Saat disinggung oleh kuasa hukum Vanessa, Arjana Bagaskara perihal pemberian pil oleh Abdul kepada perempuan tersebut, menurutnya hal tersebut adalah wajar apabila dilakukan dalam keadaan darurat dan dengan niat menolong. “Misalkan darurat sedang panic attack, memang bisa diberikan, hanya 1 butir tapi,” menurutnya.
Setyanto sempat mempertanyakan kesaksian ini, meragukan apakah mungkin seorang awam bisa menentukan apabila seseorang lainnya mengalami serangan panik yang darurat. “Bisa dilihat dari gejalanya, kalau sesama pasien kan saling mengetahui gejalanya seperti apa,” tambah Dharmawan. Meski begitu, ia menekankan bahwa pil Xanax dan obat-obatan anti kecemasan serupa secara prosedur harus selalu diperoleh dengan resep dokter. “Itu termasuk obat-obatan keras yang diawasi, kami dipantau BPOM,” menurutnya tentang peredaran obat.
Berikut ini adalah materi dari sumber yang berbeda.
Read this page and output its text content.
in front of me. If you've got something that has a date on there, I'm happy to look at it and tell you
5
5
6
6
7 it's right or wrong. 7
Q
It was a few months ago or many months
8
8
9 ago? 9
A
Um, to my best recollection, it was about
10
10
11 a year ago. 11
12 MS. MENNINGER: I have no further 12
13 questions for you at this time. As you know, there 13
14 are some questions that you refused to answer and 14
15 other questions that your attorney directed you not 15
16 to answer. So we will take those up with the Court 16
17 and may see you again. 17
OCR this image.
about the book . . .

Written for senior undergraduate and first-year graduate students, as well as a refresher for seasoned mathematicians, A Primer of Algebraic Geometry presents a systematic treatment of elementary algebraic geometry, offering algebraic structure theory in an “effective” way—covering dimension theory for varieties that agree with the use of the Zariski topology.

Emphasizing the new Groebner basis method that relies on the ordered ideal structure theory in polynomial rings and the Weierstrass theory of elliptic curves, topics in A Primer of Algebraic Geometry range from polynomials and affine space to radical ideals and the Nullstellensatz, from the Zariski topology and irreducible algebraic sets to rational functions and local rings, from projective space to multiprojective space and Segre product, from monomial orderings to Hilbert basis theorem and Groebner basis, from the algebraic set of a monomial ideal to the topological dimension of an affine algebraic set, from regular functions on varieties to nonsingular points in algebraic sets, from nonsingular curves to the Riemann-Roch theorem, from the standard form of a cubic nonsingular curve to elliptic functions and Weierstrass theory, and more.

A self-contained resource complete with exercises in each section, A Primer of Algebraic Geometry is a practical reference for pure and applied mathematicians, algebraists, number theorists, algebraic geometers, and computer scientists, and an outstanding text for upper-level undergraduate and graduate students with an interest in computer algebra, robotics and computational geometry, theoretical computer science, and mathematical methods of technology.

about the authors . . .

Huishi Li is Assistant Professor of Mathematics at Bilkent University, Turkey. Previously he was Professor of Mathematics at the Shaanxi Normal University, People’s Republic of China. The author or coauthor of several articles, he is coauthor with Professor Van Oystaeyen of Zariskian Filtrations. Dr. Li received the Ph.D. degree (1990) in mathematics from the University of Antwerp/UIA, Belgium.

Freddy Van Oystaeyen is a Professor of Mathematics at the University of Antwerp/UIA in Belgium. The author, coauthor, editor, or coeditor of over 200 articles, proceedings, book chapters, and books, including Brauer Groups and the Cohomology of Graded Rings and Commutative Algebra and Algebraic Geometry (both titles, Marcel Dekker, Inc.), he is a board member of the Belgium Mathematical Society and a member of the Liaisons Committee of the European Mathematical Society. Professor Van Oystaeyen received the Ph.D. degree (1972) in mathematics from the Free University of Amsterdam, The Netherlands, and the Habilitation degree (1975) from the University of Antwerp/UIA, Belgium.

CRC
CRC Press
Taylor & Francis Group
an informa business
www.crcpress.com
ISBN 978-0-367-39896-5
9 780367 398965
Lantaran perkara ini, Vanessa Angel didakwa sejak Maret 2020 atas kepemilikan sebanyak 20 butir pil Xanax tanpa resep dokter. Berstatus tahanan kota, ia dijerat Pasal 62 UU RI No. 5 tahun 1997 tentang Psikotropika, juncto Peraturan Menteri Kesehatan RI Nomor 49 Tahun 2018 tentang Perubahan Penggolongan Psikotropika dalam Lampiran UU No 5 Tahun 1997 tentang Psikotropika.